THE BLOG

How Should We Think About A Pandemic?

07/17/2009 05:12 am ET | Updated Nov 17, 2011
  • Richard P. Wenzel Past President of the International Society for Infectious Diseases

WHO has just declared a flu pandemic -- the first since 1968. So we might ask, "what is different?" Moving from the prior phase 5 to the Pandemic 6 level currently implies only sustained spread in different continents.

But such a move is confusing, since each year the seasonal flu has similar characteristics and kills 500,000 people globally, yet no pandemic level 6 has been declared. By contrast, the current H1N1 Swine flu has killed fewer than 150 people. Shouldn't the pandemic scale be more focused on severity and the resources needed to control epidemics on two or more continents?

To me, a pandemic implies a response to an infectious threat that requires international surge capacity for resources, communication and cooperation. Thus, the two key elements are efficient transmission and disease severity. Transmission efficiency could be defined by the case reproduction number, the number of secondary cases resulting from each primary infection. Any number above 1 implies a sustained epidemic, but a 2 or greater suggests very efficient transmission. Severity could be defined by the proportion of patients admitted to Critical Care Units among all infected patients and more importantly the case fatality ratio -- the number of deaths among all infected people.

One could insist that sustained transmission of a totally new infectious agent should be considered for a level 6 pandemic scale. But what do we do if H1N1 stays around for three years? When does "new" end. To avoid confusion, I think the requirement for surge capacity is key. Thus, a global outbreak of a common cold virus would not reach a high level on the pandemic scale, since few new resources would be needed and severity is not an issue.

For resources, I would include the types (food, water, medical equipment, drugs, vaccines, etc.), the quantity, and the effective delivery systems. One might also include the estimate of the country's GDP that will be needed to support the control measures. In Mexico, it has been estimated that over 4.5% of its GDP will be needed to cover the costs of managing H1N1. For communication, I would include the measures of the pandemic transmission and severity as mentioned above, and the rate of resource utilization for a region or country. For cooperation, I mean the legal, administrative, medical and other types of required sharing across regions and countries.

Once we have the definitions, we could construct a hierarchy of levels of Pandemic Threat based on the increasing need for resources, communication and cooperation across regions and countries, and these would be paralleled by increasing rates of transmission and severity.

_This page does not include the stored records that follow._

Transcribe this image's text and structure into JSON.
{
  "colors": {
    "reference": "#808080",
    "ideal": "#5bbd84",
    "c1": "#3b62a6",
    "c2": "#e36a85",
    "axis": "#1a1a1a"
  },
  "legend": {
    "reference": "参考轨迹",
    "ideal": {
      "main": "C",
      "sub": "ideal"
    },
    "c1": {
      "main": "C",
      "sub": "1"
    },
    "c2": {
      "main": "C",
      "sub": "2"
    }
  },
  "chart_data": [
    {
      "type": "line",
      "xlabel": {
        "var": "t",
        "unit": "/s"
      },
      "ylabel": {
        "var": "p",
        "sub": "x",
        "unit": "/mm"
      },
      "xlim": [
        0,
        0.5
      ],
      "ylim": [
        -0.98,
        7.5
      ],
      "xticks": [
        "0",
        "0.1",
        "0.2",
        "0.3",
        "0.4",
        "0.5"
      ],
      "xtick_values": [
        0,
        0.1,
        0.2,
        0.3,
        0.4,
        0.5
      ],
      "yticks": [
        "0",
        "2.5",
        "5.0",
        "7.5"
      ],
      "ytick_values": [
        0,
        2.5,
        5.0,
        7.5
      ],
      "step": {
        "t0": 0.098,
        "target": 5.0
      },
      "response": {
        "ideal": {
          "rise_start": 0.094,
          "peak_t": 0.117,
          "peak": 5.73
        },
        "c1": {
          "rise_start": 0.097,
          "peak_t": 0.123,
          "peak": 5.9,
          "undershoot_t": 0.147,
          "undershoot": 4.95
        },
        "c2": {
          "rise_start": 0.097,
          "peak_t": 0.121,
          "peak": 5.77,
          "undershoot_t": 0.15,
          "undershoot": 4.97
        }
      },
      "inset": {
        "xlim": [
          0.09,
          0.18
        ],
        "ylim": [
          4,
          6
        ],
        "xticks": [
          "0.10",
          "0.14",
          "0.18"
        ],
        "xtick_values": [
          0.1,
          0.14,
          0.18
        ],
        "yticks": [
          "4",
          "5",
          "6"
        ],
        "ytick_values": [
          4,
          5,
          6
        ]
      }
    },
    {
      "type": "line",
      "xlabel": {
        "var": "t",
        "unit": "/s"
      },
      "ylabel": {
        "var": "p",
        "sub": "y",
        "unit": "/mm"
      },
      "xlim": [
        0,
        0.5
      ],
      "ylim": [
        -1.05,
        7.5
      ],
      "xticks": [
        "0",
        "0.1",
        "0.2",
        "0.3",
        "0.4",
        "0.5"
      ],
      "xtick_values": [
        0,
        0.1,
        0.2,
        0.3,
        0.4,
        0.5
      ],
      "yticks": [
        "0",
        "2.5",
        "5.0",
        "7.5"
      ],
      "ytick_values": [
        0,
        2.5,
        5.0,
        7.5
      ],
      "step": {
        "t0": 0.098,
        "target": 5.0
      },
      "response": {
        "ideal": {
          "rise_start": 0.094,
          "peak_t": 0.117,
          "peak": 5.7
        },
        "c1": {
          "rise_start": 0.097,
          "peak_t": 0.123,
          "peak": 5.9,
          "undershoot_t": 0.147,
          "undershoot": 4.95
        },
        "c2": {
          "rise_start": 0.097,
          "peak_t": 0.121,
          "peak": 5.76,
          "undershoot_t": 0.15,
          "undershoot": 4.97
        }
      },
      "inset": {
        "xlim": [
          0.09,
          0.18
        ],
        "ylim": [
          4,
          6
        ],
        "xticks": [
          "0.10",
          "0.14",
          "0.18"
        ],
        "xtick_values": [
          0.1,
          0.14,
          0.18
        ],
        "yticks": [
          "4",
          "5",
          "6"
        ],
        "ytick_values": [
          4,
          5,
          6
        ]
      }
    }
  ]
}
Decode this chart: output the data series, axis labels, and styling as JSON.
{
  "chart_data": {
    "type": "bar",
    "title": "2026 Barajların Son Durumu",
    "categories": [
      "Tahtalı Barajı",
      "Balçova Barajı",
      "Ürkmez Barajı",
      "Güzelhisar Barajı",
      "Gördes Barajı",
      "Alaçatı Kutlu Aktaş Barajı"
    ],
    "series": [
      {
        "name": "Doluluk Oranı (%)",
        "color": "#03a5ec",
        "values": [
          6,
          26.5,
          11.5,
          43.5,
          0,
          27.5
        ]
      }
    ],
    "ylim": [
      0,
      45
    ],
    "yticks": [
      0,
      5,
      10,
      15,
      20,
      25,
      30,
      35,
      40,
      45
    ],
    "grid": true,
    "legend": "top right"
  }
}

Progressing from the bottom end of the Pandemic Threat Scale to the top would imply increasing transmission and severity as well as increasing surge capacity for resources, international communication and cooperation. One could imagine at the high level the institution of a prior agreement related to sending resources such as medical supplies to an affected region, instituting international legal agreements to track infected people and possibly instituting quarantine or sharing medical expertise and offering computational support systems. An unanticipated surge to develop new drugs and vaccines would be set in motion.

An implication of such a system is that we need international agreements before and not after a pandemic. The World Bank for example might reward a country for early reporting of a new disease as an incentive to the country worried about the economic consequences of transparency. Countries would have to accept help when it is needed and not be constrained by their own national laws. A new Pandemic Threat Scale will require unprecedented international cooperation that does not exist today. But surely it is needed, and H1N1 has shown our lack of clarity in 2009.